Department of Physics and Institute of Molecular Biophysics, Florida State University, Tallahassee, FL 32306, USA.
Curr Protein Pept Sci. 2011 Sep;12(6):531-9. doi: 10.2174/138920311796957694.
Protein-DNA interactions are the physical basis of gene expression and DNA modification. Structural models that reveal these interactions are essential for their understanding. As only a limited number of structures for protein-DNA complexes have been determined by experimental methods, computation methods provide a potential way to fill the need. We have developed the DISPLAR method to predict DNA binding sites on proteins. Predicted binding sites have been used to assist the building of structural models by docking, either by guiding the docking or by selecting near-native candidates from the docked poses. Here we applied the DISPLAR method to predict the DNA binding sites for 20 DNA-binding proteins, which have had their DNA binding sites characterized by NMR chemical shift perturbation. For two of these proteins, the structures of their complexes with DNA have also been determined. With the help of the DISPLAR predictions, we built structural models for these two complexes. Evaluations of both the DNA binding sites for 20 proteins and the structural models of the two protein-DNA complexes against experimental results demonstrate the significant promise of our model-building approach.
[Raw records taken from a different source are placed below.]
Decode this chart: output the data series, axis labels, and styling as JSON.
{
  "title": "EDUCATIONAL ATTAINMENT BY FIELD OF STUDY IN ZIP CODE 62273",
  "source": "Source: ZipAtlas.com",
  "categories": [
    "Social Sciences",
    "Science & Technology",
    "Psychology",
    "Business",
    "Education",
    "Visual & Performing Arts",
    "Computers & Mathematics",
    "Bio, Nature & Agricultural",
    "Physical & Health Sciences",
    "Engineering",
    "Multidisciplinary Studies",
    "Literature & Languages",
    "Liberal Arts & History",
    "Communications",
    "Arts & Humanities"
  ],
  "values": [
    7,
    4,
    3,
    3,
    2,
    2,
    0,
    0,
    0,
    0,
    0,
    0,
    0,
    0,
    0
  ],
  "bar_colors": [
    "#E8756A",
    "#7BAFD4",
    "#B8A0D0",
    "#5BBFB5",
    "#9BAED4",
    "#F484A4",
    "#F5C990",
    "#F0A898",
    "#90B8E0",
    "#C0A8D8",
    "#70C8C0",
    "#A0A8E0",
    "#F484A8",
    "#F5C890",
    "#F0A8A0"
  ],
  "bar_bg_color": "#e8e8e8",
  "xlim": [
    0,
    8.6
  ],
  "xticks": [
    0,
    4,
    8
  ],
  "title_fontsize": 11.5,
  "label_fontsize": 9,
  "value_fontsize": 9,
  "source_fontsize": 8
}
蛋白质与 DNA 的相互作用是基因表达和 DNA 修饰的物理基础。揭示这些相互作用的结构模型对于理解它们至关重要。由于只有有限数量的蛋白质-DNA 复合物结构通过实验方法确定,因此计算方法提供了一种潜在的方法来满足这一需求。我们开发了 DISPLAR 方法来预测蛋白质上的 DNA 结合位点。预测的结合位点已被用于通过对接来辅助构建结构模型,无论是通过引导对接还是从对接构象中选择接近天然的候选物。在这里,我们将 DISPLAR 方法应用于预测 20 个 DNA 结合蛋白的 DNA 结合位点,这些蛋白的 DNA 结合位点已通过 NMR 化学位移扰动来表征。其中两个蛋白质的 DNA 复合物结构也已确定。在 DISPLAR 预测的帮助下,我们为这两个复合物构建了结构模型。对 20 个蛋白质的 DNA 结合位点和两个蛋白质-DNA 复合物的结构模型进行评估,结果表明我们的建模方法具有很大的潜力。